Kaizen is the Japanese concept of incremental improvement. It means making small daily changes that add up over time to represent huge differences in your life. The concept comes from manufacturing, where making a small improvement can result in gigantic changes that can hugely impact on profits in a good way.
This same strategy is often applied to weight loss, exercise, productivity, and finance.
But what about relationships? How can we apply this concept to one of the things that matters most in life?
Patterns
One piece of advice that any new couple should heed is this: be wary of the patterns and habits you fall into.
What many people don’t realize is that relationships – like people – are very much habitual. The habits you set down early on in terms of the balance of power, or the roles each of you take on at particular times.
You shouldn’t therefore do something once early on in your relationship, unless it’s something you’re happy to continually do.
For example, if you pick your partner up from work on the way home once, this is very likely to become a habit. If your partner goes into another room one evening to work rather than watch TV with you, this is very likely to become a habit.
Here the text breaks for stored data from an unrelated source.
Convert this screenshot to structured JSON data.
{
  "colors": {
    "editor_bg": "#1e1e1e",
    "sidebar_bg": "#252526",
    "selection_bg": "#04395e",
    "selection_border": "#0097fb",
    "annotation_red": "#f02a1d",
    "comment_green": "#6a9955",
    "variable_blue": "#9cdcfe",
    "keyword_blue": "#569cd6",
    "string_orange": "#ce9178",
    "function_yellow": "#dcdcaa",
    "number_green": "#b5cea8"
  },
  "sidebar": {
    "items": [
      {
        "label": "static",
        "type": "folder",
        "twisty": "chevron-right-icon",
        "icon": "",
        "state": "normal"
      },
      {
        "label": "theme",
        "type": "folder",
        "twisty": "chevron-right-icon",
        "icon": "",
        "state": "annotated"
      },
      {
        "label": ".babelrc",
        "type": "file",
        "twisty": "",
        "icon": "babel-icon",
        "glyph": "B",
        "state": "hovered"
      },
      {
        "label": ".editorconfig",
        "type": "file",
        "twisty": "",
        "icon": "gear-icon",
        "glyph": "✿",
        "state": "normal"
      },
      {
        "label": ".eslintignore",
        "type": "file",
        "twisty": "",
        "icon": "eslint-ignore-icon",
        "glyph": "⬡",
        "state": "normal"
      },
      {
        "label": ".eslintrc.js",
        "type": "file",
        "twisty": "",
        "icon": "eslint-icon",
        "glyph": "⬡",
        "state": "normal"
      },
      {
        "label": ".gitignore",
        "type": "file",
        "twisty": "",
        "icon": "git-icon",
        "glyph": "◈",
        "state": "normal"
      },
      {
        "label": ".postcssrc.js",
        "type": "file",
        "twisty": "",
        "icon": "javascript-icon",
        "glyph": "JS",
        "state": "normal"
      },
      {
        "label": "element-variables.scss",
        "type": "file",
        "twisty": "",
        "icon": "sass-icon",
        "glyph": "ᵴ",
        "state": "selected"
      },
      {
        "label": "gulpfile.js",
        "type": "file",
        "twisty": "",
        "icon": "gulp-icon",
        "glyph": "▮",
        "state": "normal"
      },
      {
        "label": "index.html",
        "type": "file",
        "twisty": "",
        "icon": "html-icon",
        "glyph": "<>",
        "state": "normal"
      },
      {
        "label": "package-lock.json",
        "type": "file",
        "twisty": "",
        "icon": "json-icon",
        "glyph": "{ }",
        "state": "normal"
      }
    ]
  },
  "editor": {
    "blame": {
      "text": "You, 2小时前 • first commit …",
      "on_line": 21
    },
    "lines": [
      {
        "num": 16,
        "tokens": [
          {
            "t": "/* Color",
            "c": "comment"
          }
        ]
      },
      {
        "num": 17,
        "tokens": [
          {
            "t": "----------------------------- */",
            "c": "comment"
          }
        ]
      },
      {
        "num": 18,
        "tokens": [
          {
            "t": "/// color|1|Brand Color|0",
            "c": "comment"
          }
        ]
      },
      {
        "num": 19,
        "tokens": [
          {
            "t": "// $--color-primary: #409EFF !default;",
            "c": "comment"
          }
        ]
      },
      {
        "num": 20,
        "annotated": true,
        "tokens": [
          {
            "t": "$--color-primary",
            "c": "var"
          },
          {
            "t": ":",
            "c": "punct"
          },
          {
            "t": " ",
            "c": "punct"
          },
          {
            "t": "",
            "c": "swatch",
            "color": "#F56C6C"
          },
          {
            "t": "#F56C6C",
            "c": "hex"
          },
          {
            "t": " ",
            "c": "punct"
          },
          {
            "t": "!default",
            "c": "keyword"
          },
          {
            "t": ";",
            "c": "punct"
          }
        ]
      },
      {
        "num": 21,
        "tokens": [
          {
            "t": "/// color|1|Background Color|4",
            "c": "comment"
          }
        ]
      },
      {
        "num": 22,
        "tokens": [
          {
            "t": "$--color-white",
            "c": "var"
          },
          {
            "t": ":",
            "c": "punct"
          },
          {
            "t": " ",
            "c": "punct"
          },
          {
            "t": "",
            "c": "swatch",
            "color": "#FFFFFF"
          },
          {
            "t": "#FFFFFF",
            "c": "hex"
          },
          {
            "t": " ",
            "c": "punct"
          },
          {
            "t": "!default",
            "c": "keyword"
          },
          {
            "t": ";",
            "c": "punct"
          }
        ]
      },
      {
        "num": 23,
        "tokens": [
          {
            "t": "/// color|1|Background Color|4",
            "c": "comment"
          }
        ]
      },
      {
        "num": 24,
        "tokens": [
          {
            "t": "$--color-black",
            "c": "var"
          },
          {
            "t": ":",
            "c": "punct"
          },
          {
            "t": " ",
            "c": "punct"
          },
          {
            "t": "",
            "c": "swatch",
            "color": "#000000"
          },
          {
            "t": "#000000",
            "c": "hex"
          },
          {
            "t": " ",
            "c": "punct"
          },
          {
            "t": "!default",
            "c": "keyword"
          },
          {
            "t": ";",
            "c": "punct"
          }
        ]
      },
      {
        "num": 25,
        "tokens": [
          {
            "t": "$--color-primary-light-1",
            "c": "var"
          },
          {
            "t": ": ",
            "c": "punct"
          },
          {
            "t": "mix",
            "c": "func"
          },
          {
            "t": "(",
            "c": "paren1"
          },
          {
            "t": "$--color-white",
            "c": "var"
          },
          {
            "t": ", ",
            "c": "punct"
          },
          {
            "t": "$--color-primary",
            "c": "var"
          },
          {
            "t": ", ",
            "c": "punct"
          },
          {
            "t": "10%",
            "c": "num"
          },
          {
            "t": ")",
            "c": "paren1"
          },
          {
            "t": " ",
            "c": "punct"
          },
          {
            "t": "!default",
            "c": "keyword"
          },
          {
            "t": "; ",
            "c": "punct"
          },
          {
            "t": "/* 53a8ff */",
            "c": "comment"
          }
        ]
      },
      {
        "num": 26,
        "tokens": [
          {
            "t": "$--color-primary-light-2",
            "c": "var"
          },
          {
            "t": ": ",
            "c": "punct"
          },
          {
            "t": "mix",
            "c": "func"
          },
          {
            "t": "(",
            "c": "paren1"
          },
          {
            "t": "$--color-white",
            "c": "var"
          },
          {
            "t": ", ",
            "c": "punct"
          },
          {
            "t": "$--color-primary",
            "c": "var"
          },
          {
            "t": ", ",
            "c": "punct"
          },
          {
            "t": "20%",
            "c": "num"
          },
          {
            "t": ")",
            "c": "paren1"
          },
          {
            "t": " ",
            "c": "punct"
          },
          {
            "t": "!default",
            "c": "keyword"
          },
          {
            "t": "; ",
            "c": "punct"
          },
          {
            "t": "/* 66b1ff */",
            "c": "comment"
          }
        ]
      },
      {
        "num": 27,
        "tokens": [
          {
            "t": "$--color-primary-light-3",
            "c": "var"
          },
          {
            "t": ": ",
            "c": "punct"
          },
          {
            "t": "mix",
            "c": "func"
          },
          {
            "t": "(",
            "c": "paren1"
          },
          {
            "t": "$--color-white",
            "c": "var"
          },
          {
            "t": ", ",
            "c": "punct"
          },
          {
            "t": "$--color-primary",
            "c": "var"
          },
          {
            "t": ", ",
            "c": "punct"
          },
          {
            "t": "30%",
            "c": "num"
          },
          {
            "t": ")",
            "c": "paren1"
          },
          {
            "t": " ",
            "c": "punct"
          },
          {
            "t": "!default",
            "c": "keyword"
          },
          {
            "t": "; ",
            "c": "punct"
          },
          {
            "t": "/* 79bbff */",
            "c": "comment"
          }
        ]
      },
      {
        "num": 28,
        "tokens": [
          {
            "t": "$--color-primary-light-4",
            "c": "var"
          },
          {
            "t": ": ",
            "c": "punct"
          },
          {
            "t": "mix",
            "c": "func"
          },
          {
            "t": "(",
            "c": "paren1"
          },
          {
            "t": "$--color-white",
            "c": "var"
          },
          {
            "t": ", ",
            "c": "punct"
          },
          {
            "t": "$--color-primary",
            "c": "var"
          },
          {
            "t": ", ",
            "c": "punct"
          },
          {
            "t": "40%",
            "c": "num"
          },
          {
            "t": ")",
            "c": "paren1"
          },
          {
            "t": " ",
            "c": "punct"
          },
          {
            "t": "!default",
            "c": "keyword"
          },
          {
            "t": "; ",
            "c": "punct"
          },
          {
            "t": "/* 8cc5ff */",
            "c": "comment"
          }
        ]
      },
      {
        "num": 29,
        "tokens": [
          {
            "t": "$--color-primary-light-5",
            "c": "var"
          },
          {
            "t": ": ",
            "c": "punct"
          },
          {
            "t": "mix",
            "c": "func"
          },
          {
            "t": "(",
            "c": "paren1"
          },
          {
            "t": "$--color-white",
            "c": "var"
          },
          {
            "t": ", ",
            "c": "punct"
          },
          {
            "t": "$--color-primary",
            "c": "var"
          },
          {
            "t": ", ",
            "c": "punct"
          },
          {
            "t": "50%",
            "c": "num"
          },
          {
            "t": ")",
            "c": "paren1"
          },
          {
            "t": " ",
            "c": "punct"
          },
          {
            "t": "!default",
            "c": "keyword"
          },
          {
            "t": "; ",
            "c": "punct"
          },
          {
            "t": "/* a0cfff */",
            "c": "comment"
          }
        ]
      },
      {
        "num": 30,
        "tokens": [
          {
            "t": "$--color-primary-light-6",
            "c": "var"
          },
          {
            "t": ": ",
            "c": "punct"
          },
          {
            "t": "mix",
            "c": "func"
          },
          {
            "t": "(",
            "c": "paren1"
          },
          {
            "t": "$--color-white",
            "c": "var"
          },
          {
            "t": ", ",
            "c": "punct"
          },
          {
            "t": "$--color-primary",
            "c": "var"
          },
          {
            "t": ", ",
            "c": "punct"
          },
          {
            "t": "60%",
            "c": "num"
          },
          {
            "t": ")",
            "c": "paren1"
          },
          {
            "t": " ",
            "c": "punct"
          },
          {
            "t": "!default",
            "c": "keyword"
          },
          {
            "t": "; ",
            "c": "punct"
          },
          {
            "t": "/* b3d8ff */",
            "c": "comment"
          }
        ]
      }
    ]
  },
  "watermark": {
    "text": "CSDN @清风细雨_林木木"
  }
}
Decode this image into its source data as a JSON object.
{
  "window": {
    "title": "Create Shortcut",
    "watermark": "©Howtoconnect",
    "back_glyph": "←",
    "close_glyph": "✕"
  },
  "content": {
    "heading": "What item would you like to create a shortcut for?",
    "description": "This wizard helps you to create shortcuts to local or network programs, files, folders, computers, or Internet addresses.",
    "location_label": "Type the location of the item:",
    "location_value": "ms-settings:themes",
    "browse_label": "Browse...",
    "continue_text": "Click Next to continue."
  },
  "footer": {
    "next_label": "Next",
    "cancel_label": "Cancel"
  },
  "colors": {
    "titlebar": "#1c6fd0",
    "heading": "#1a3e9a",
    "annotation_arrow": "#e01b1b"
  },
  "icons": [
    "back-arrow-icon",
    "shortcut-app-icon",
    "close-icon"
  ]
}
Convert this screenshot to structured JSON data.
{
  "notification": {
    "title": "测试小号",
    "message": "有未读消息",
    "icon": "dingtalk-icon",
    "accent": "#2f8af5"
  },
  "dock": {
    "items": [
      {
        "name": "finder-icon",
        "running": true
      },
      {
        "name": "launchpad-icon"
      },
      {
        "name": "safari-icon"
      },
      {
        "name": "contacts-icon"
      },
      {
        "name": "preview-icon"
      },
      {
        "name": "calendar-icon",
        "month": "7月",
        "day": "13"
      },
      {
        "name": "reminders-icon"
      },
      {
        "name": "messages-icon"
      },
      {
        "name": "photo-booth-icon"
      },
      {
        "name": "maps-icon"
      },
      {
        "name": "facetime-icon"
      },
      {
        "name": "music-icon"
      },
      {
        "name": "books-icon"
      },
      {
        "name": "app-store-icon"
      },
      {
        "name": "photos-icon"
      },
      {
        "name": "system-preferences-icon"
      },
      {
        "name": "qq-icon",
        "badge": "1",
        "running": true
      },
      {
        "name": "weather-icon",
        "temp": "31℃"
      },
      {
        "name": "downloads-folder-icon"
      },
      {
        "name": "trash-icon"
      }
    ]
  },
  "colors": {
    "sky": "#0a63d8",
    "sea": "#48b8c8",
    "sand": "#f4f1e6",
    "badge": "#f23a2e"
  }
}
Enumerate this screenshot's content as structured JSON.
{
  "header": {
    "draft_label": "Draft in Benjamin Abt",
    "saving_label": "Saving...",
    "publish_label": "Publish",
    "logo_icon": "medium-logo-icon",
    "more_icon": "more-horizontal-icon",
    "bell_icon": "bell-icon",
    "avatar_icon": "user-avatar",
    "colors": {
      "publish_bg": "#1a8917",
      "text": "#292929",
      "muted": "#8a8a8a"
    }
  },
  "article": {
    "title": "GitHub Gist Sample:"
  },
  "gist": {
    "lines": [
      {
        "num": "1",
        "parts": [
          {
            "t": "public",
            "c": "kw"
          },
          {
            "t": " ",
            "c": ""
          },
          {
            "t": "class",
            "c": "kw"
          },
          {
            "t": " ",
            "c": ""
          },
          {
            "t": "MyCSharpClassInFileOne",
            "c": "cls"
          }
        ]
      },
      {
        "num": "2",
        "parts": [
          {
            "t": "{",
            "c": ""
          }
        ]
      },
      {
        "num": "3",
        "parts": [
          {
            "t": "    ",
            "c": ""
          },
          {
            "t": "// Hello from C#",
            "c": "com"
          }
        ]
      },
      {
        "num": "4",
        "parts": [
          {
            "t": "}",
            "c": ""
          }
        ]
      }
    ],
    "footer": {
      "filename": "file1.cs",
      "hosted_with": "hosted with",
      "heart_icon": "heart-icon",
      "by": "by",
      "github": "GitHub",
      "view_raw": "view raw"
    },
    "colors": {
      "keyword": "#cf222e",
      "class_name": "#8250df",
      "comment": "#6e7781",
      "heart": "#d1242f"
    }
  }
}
This is all fine as long as they’re things you’re happy with. The problem is breaking patterns and habits that you aren’t happy with.
The answer? Kaizen. Small steps that add up to a big difference.
These habits can be broken just as they can be learned, but you need to start with a small step. For example, you might one night explain that you need to come home a little later, or that you’re very tired, and that you won’t be able to pick your partner up that night.
Wait a week and do the same thing again. Then do two nights in a row. Before long, a new habit can be set.
Diagnostics
Another way to apply kaizen to relationships is in a diagnostic sense of continual improvement. In other words, you can look at your current relationship and identify key areas where things could be improved. Then find small ways to do that.
This doesn’t need to mean pointing the finger at someone! It could rather mean deciding you both want to spend more time together, and therefore finding small opportunities to do that. Likewise, it could mean deciding to do more interesting things, and so maybe making a small change – like banning television just one night of the week.